Anomaly Detection on Failed Request Rate Increase: Examining Different Scenarios

In this scenario, 3 different situations will be analyzed. What they all have in common is that the number of erroneous requests will increase by a certain amount compared to the last check.

Scenario A: A 50% increase in the number of failed requests to a specific Api Proxy in the last 1 hour compared to the previous control will be considered an anomaly for us.

Scenario B: An increase of 50% in the ratio of all requests to failed requests to a specific Api Proxy in the last 1 hour compared to the previous check will be considered an anomaly for us.

Scenario C: A continuous 50% increase in the number of failed requests to a specific Api Proxy in the last 1 hour compared to the previous check, but this will be considered normal for various reasons, if it exceeds this increase, this will be considered an anomaly for us. There will be an anomaly check that will track the increase and normalize it, and report the checks that do not match this increase.

To think with example values, each scenario will check for the following cases (Failed/Total ratio in parentheses);

Scenario A: If a total of 100 requests are received in the first control hour and 10 of them are erroneous (10%), 15 or more of the 100 requests received in the next hour are erroneous (15%).

If a total of 100 requests are received in the first control hour and 10 of them are incorrect (10%), 15 or more of the 200 requests received in the next hour are incorrect (7.5%). It should be noted that in this scenario, the amount of errors has increased, but the error rate has decreased compared to the total number of requests.

~~If a total of 100 requests are received in the first hour and 10 of them are faulty (10%), the next hour 2 or more of the 10 requests are faulty (20%).~~This is not considered a failure in this scenario

~~If a total of 100 requests came in during the first check hour and 10 of them were incorrect (10%), then the next hour all 5 requests came in incorrectly (100%).~~This is not considered a failure in this scenario.

Scenario B: If a total of 100 requests are received in the first control hour and 10 of them are incorrect (10%), 15 or more of the 100 requests received in the next hour are incorrect (15%).

If a total of 100 requests are received in the first control hour and 10 of them are incorrect (10%), 30 or more of the 200 requests received in the next hour are incorrect (15%).

If a total of 100 requests are received in the first control hour and 10 of them are incorrect (10%), 2 or more of the 10 requests received in the next hour are incorrect (20%). It should be noted that in this scenario, the amount of errors has decreased, but the error rate has increased according to the total number of requests.

If a total of 100 requests are received in the first control hour and 10 of them are incorrect (10%), all 5 requests received in the next hour are incorrect (100%). It should be noted that in this scenario, the amount of errors has decreased, but the error rate has increased relative to the total number of requests.
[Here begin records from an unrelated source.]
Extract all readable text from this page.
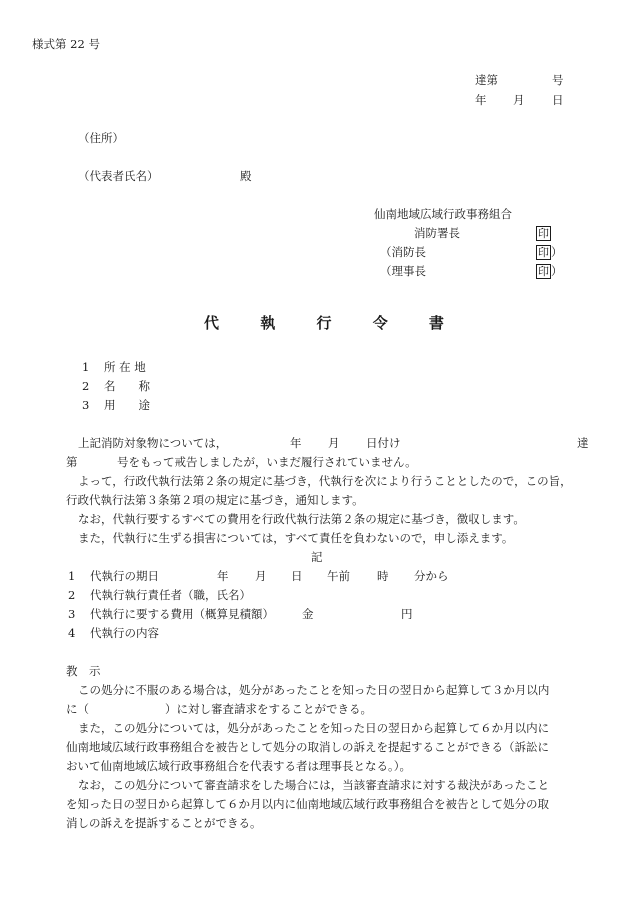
様式第 22 号
達第	号
年 月 日
（住所）
（代表者氏名）	殿
仙南地域広域行政事務組合
消防署長	印
（消防長	印 ）
（理事長	印 ）
代 執 行 令 書
1 所 在 地
2 名　　称
3 用　　途
上記消防対象物については，	年 月 日付け	達
第	号をもって戒告しましたが，いまだ履行されていません。
よって，行政代執行法第２条の規定に基づき，代執行を次により行うこととしたので，この旨，
行政代執行法第３条第２項の規定に基づき，通知します。
なお，代執行要するすべての費用を行政代執行法第２条の規定に基づき，徴収します。
また，代執行に生ずる損害については，すべて責任を負わないので，申し添えます。
記
1 代執行の期日	年 月 日 午前 時 分から
2 代執行執行責任者（職，氏名）
3 代執行に要する費用（概算見積額） 金	円
4 代執行の内容
教　示
この処分に不服のある場合は，処分があったことを知った日の翌日から起算して３か月以内
に（	）に対し審査請求をすることができる。
また，この処分については，処分があったことを知った日の翌日から起算して６か月以内に
仙南地域広域行政事務組合を被告として処分の取消しの訴えを提起することができる（訴訟に
おいて仙南地域広域行政事務組合を代表する者は理事長となる。）。
なお，この処分について審査請求をした場合には，当該審査請求に対する裁決があったこと
を知った日の翌日から起算して６か月以内に仙南地域広域行政事務組合を被告として処分の取
消しの訴えを提訴することができる。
~~If a total of 100 requests are received in the first control hour and 10 of them are faulty (10%), then 20 or more of the 200 requests received in the next hour are faulty (10%).~~ This is not considered a failure in this scenario because the amount of errors has increased, but the error rate relative to the total number of requests has not changed.
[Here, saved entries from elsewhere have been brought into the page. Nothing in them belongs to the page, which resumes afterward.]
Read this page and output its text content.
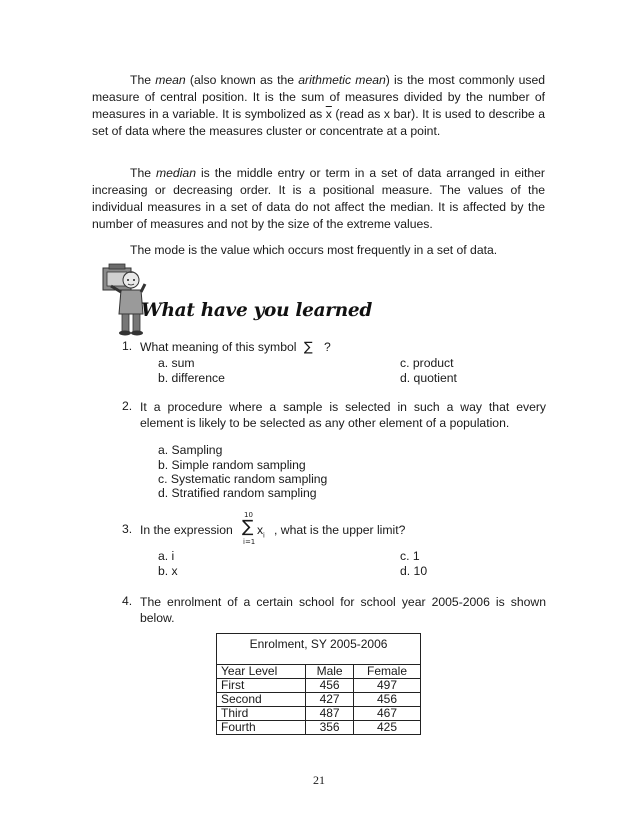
The mean (also known as the arithmetic mean) is the most commonly used measure of central position. It is the sum of measures divided by the number of measures in a variable. It is symbolized as $\overline{x}$ (read as x bar). It is used to describe a set of data where the measures cluster or concentrate at a point.

The median is the middle entry or term in a set of data arranged in either increasing or decreasing order. It is a positional measure. The values of the individual measures in a set of data do not affect the median. It is affected by the number of measures and not by the size of the extreme values.

The mode is the value which occurs most frequently in a set of data.

What have you learned
1. What meaning of this symbol ∑ ?
a. sum
b. difference
c. product
d. quotient
2. It a procedure where a sample is selected in such a way that every element is likely to be selected as any other element of a population.
a. Sampling
b. Simple random sampling
c. Systematic random sampling
d. Stratified random sampling
3. In the expression
10
∑
i=1
$x_i$ , what is the upper limit?
a. i
b. x
c. 1
d. 10
4. The enrolment of a certain school for school year 2005-2006 is shown below.
Enrolment, SY 2005-2006		
Year Level	Male	Female
First	456	497
Second	427	456
Third	487	467
Fourth	356	425
21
Scenario C: If a total of 100 requests are received in the first control hour and 10 of them are faulty (10%), 15 out of 100 requests received in the next hour (15%), 23 out of 100 requests received in the next hour (23%), 34 out of 1000 requests received in the next hour (3.4%) and above are faulty.

Scenario A

In this scenario, only failed requests are filtered and failed requests in the last 1 hour are analyzed. If the proportion of total failed requests in the previous hour is 50% or more, this is considered an anomaly.
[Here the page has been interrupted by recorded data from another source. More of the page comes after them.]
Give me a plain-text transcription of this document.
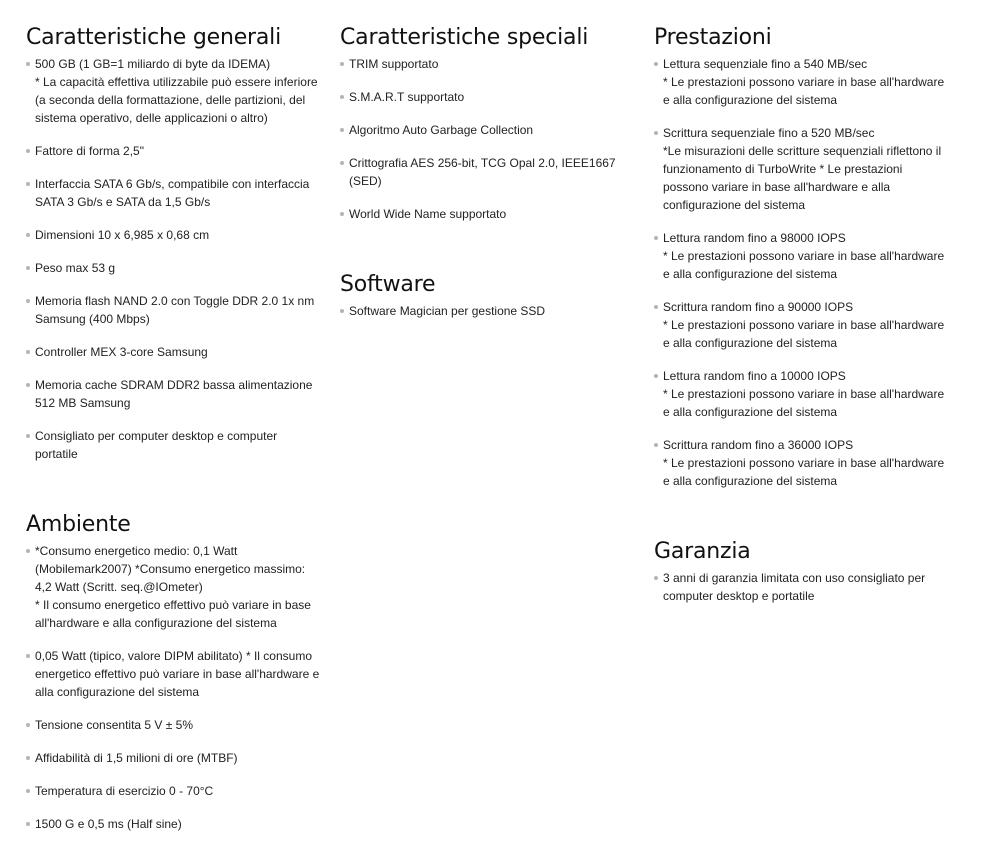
Caratteristiche generali
500 GB (1 GB=1 miliardo di byte da IDEMA)
* La capacità effettiva utilizzabile può essere inferiore (a seconda della formattazione, delle partizioni, del sistema operativo, delle applicazioni o altro)
Fattore di forma 2,5"
Interfaccia SATA 6 Gb/s, compatibile con interfaccia SATA 3 Gb/s e SATA da 1,5 Gb/s
Dimensioni 10 x 6,985 x 0,68 cm
Peso max 53 g
Memoria flash NAND 2.0 con Toggle DDR 2.0 1x nm Samsung (400 Mbps)
Controller MEX 3-core Samsung
Memoria cache SDRAM DDR2 bassa alimentazione 512 MB Samsung
Consigliato per computer desktop e computer portatile
Ambiente
*Consumo energetico medio: 0,1 Watt (Mobilemark2007) *Consumo energetico massimo: 4,2 Watt (Scritt. seq.@IOmeter)
* Il consumo energetico effettivo può variare in base all'hardware e alla configurazione del sistema
0,05 Watt (tipico, valore DIPM abilitato) * Il consumo energetico effettivo può variare in base all'hardware e alla configurazione del sistema
Tensione consentita 5 V ± 5%
Affidabilità di 1,5 milioni di ore (MTBF)
Temperatura di esercizio 0 - 70°C
1500 G e 0,5 ms (Half sine)
Caratteristiche speciali
TRIM supportato
S.M.A.R.T supportato
Algoritmo Auto Garbage Collection
Crittografia AES 256-bit, TCG Opal 2.0, IEEE1667 (SED)
World Wide Name supportato
Software
Software Magician per gestione SSD
Prestazioni
Lettura sequenziale fino a 540 MB/sec
* Le prestazioni possono variare in base all'hardware e alla configurazione del sistema
Scrittura sequenziale fino a 520 MB/sec
*Le misurazioni delle scritture sequenziali riflettono il funzionamento di TurboWrite * Le prestazioni possono variare in base all'hardware e alla configurazione del sistema
Lettura random fino a 98000 IOPS
* Le prestazioni possono variare in base all'hardware e alla configurazione del sistema
Scrittura random fino a 90000 IOPS
* Le prestazioni possono variare in base all'hardware e alla configurazione del sistema
Lettura random fino a 10000 IOPS
* Le prestazioni possono variare in base all'hardware e alla configurazione del sistema
Scrittura random fino a 36000 IOPS
* Le prestazioni possono variare in base all'hardware e alla configurazione del sistema
Garanzia
3 anni di garanzia limitata con uso consigliato per computer desktop e portatile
As shown in the image below, it is not the number of requests that is important, but the number of failed requests in the previous case. If 50% or more of this number of failed requests are received, an anomaly will occur.

Warning : Please disregard the hours in the image, it is added for example purposes only.

Scenario B

Warning : Please disregard the hours in the image, it is added for example purposes only.

Objective: To measure the increase in the error rate as a percentage compared to the previous result.

In the first 100 requests, 10 of them are incorrect. Error rate = 10/100 = 0.10

In the second 100 requests, 15 are faulty. Error rate = 15/100 = 0.15

After calculating the ratio of all requests to failed requests, an anomaly occurs when there is a 50% increase compared to the previous case.

Scenario C

The number of blocked requests in the last 1 minute is compared to the EMA value calculated based on the last 10 data points and if it is equal to or higher than the upper Bollinger band, this is detected as an anomaly, the standard deviation multiplier sensitivity is set to 2.0.

Green line (Metric Value): Indicates the number of blocked requests.
Red line (EMA Lower Value): Represents the calculated lower Exponential Moving Average (EMA) value.
Black line (EMA Value): Shows the current value of the EMA.
Blue line (EMA Upper Value): Represents the calculated upper EMA value.

According to the conditions, when the number of requests exceeds the upper Bollinger band (i.e. the blue line) in a certain time frame, this is considered an anomaly.